Five Pictures of Judgement
In each of the prophecies we have words of judgement against the Egyptians and in each of them we can pick out one very vivid picture that is used to help bring home to us the judgement. As we have said before these are temporal judgements against the Egyptians but they prefigure the final judgement that is going to come on us all.
1. Consider this prophecy with no date and picture the day of the Lord as coming like clouds and a storm
He speaks of a sword coming against Egypt anguish coming on their neighbours Cush. The slain will fall and Egypt's wealth will be carried away and her foundations torn down. All their neighbours will go down too - Cush and Put, Lydia and all Arabia, Libya and even some from the Promised land too. These allies of Egypt will fall and her proud strength will fail. Several Egyptian cities are mentioned as God circles round, as it were, destroying them one by one – Migdol, Aswan and all between will be left desolate and ruined. What fear and anguish there will be all around. God will destroy the idols and put an end to the images in Memphis. No longer will there be a prince in Egypt. God will lay waste Upper Egypt, set fire to Zoan and inflict punishment on Thebes. He will pour out his wrath on Pelusium, the stronghold of Egypt, and cut off the hordes of Thebes. He will set fire to Egypt; Pelusium will writhe in agony. Thebes will be taken by storm; Memphis will be in constant distress. The young men of Heliopolis and Bubastis will fall by the sword, and the cities themselves will go into captivity. Tahpanhes will also suffer.
The actual carrier out of this judgement is, of course, Nebuchadnezzar King of Babylon. He and his army - the most ruthless of nations - will be brought in to destroy the land. They will draw their swords against Egypt and fill the land with the slain ... by the hand of foreigners I will lay waste the land and everything in it.
Other images are used - a sword, a yoke being broken, fire, being crushed, drying up the Nile and selling the land to evil men – but if we focus on this picture of - a day of clouds, a time of doom for the nations, a dark day at Tahpanhes and elsewhere, She will be covered with clouds, and her villages will go into captivity – it will help us to get into our minds what that day is going to be like.

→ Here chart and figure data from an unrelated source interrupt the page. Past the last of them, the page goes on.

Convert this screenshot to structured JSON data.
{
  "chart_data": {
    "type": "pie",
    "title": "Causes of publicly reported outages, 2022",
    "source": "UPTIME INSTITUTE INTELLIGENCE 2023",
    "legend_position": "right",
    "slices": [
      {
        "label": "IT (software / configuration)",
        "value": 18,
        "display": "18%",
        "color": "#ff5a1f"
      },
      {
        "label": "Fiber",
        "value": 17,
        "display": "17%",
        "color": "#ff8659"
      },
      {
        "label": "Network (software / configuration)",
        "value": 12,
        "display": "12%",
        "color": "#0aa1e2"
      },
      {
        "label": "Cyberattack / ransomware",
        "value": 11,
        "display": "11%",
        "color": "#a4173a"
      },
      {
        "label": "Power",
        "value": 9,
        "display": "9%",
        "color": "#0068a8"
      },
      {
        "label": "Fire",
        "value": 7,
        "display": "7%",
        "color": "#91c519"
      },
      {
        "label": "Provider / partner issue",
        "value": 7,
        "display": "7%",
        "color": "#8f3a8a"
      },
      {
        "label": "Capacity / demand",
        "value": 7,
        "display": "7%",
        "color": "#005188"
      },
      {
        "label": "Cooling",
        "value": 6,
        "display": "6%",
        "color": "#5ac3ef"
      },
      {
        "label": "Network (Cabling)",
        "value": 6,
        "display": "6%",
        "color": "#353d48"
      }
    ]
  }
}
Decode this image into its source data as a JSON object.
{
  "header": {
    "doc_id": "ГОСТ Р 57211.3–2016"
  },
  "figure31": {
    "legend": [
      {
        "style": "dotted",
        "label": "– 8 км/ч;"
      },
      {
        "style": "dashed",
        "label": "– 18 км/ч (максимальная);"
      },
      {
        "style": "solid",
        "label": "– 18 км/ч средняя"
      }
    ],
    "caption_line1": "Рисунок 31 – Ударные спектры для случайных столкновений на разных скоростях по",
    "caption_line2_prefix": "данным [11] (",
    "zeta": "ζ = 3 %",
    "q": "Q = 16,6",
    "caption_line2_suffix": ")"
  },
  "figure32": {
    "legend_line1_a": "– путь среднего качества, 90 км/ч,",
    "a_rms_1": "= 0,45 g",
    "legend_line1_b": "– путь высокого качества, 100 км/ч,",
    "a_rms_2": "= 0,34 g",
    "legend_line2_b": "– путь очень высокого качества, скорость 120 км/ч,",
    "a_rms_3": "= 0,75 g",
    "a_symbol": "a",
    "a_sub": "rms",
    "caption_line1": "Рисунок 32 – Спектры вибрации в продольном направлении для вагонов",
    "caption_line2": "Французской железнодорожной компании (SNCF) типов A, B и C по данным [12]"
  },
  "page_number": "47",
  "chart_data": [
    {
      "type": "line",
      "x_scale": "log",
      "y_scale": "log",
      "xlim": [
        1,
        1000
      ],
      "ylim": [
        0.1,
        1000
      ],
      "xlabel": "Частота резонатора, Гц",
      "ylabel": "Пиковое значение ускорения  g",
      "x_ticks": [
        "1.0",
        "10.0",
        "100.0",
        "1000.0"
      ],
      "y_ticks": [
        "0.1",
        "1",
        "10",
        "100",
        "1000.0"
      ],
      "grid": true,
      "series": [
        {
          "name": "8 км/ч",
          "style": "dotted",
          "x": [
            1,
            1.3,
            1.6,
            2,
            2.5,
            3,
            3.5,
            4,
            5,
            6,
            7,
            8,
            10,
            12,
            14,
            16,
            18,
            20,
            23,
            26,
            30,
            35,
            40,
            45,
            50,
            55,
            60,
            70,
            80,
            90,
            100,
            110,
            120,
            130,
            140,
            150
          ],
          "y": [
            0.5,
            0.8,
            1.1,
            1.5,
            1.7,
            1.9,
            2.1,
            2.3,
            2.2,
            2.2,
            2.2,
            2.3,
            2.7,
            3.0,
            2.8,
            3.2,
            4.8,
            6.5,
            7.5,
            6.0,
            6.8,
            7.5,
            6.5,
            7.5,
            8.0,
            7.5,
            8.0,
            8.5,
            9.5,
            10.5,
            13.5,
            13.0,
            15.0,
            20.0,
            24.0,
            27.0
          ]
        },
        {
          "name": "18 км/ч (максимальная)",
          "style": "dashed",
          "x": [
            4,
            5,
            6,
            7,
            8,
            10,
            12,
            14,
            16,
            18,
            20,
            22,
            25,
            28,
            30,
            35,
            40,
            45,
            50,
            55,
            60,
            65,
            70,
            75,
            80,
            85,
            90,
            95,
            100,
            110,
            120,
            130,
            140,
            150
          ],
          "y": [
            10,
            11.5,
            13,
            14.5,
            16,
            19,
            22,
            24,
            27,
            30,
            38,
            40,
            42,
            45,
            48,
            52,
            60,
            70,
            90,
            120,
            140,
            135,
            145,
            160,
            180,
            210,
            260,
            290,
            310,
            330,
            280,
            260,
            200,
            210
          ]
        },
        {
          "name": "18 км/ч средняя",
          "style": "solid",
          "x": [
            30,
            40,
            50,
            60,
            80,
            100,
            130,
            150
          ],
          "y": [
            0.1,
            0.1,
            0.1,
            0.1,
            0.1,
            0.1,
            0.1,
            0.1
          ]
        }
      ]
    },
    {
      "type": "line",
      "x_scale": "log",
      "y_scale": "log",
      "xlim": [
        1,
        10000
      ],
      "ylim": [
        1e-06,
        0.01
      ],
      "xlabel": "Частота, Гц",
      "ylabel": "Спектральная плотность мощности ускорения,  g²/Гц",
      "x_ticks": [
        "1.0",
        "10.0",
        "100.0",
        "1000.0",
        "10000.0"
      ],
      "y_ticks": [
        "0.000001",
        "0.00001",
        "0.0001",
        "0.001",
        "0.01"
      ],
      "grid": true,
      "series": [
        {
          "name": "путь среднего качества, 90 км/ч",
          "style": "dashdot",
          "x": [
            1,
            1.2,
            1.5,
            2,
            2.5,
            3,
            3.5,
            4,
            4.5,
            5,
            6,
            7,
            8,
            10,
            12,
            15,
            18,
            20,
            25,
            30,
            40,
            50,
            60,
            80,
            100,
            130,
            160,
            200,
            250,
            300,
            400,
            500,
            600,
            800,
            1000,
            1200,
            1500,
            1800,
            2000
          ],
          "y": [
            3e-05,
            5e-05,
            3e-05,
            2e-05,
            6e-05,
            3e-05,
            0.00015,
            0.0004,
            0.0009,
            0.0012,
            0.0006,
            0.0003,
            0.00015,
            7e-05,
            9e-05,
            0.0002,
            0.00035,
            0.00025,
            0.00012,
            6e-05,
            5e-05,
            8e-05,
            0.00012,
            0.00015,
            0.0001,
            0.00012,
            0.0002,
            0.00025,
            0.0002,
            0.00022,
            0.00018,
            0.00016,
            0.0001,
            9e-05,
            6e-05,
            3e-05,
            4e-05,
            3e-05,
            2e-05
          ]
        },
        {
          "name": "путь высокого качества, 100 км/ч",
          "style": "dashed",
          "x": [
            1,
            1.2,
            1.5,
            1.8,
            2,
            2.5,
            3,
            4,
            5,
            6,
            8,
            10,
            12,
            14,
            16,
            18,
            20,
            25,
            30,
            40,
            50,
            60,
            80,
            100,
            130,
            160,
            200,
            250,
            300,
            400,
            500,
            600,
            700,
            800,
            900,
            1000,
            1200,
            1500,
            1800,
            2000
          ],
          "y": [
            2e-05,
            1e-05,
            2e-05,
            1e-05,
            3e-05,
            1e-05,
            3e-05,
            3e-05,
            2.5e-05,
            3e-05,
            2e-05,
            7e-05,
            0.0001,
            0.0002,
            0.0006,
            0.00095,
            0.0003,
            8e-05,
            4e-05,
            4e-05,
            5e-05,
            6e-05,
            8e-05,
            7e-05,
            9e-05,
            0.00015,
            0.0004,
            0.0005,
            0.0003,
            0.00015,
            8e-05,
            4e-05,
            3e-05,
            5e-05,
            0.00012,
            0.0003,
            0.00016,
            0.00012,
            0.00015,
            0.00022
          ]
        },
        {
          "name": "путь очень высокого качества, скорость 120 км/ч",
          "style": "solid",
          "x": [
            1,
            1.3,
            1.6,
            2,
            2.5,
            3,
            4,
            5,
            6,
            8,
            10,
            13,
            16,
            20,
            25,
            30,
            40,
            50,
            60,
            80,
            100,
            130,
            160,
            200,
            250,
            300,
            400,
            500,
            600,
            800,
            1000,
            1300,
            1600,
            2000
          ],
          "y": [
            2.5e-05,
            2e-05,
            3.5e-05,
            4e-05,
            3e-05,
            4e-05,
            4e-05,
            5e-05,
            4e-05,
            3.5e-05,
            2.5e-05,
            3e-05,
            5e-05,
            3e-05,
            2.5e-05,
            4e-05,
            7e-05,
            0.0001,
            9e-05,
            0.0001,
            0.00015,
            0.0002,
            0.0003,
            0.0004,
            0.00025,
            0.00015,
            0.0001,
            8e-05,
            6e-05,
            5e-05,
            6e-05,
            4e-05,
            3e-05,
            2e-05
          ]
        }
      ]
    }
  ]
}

Therefore everyone who hears these words of mine about seeking and finding and taking the narrow way and puts them into practice is like a wise man who built his house on the rock. The rain came down, the streams rose, and the winds blew and beat against that house; yet it did not fall, because it had its foundation on the rock.
But everyone who hears these words of mine and does not put them into practice is like a foolish man who built his house on sand. The rain came down, the streams rose, and the winds blew and beat against that house, and it fell with a great crash.
2. Consider this prophecy from the eleventh year and picture the judgement as like having two broken arms not healed
First God says I have broken the arm of Pharaoh king of Egypt. It has not been bound up for healing or put in a splint so as to become strong enough to hold a sword. Then he says I am against Pharaoh king of Egypt. I will break both his arms, the good arm as well as the broken one, and make the sword fall from his hand. More prosaically, I will disperse the Egyptians among the nations and scatter them through the countries. Through the strengthening of the arms of the Babylonians God is going to break the arms of Pharaoh, and he will groan before him like a mortally wounded man. Verse 25 I will strengthen the arms of the king of Babylon, but the arms of Pharaoh will fall limp. Twice more we get Then they will know that I am the LORD.
This is a very blunt and straightforward picture of judgement. One moment you are busy doing things with both arms, a sword in one, some other weapon in the other but then - first one, then the other is broken and the weapons drop from your hands. Have you ever broken an arm? First there is pain and then there is the inability to act. If both arms are broken you can do little for yourself – you certainly can't defend yourself.
3. Consider this prophecy given less than two months later and picture the judgement as like the felling of a magnificent tree
2. Its judgement is announced
3. The reaction to the judgement is described
4. The judgement is summed up
In the Sermon on the Mount again Jesus speaks of good deeds as being like good fruit on a tree. Where there is no fruit or the fruit is bad the tree must be cut down and thrown into the fire. By nature we are bad trees who bear bad fruit but Christ can change us so that we produce good deeds for his glory. If we do not we will be cut down, felled. We will go crashing down.
4. Consider this prophecy from the twelfth year and picture the judgement as like the capture of a wild animal
Then using an image more like the first one God says (from verse 7) When I snuff you out, I will cover the heavens and darken their stars; I will cover the sun with a cloud, and the moon will not give its light. All the shining lights in the heavens I will darken over you; I will bring darkness over your land, ... When Egypt's destruction comes many will be troubled and appalled by it. Kings will shudder with horror ... In the day of your downfall each of them will tremble every moment for his life. This, of course, is because God was going to send the sword of the King of Babylon against them. Egypt will be conquered. Babylon would shatter the pride of Egypt and overthrow its hordes. Her sacred cattle will be destroyed and her waters stirred up until they are allowed to settle again.
Yet again we have (32:15) When I make Egypt desolate and strip the land of everything in it, when I strike down all who live there, then they will know that I am the LORD.
Those who rebel against God are like wild animals running from God but they will be captured in the end. There is no escape. His net will be cast and you will be trapped. When a wild horse has a rider on its back for the first time it does all it can to throw him off. Eventually, however, it is subdued. We too must be subdued by Jesus. Accept his rule. Submit to him.
5. Consider this final prophecy also from the twelfth year and picture the judgement in terms of going down into the pit
Other nations that have already come under God's judgements are then spoken of as also being in this pit.
Verses 22, 23 Assyria is there with her whole army; she is surrounded by the graves of all her slain, all who have fallen by the sword. Their graves are in the depths of the pit and her army lies around her grave. All who had spread terror in the land of the living are slain, fallen by the sword.
Similar things are said about Elam, Meshech and Tubal, Edom and all the princes of the north and all the Sidonians. Then Egypt will realise that the same fate has overtaken them because of their sins in the land of the living.
Hell is pictured in various ways in the Bible. Here it is the realm of the dead, the lower parts of the earth, a deep pit filled with those who opposed God.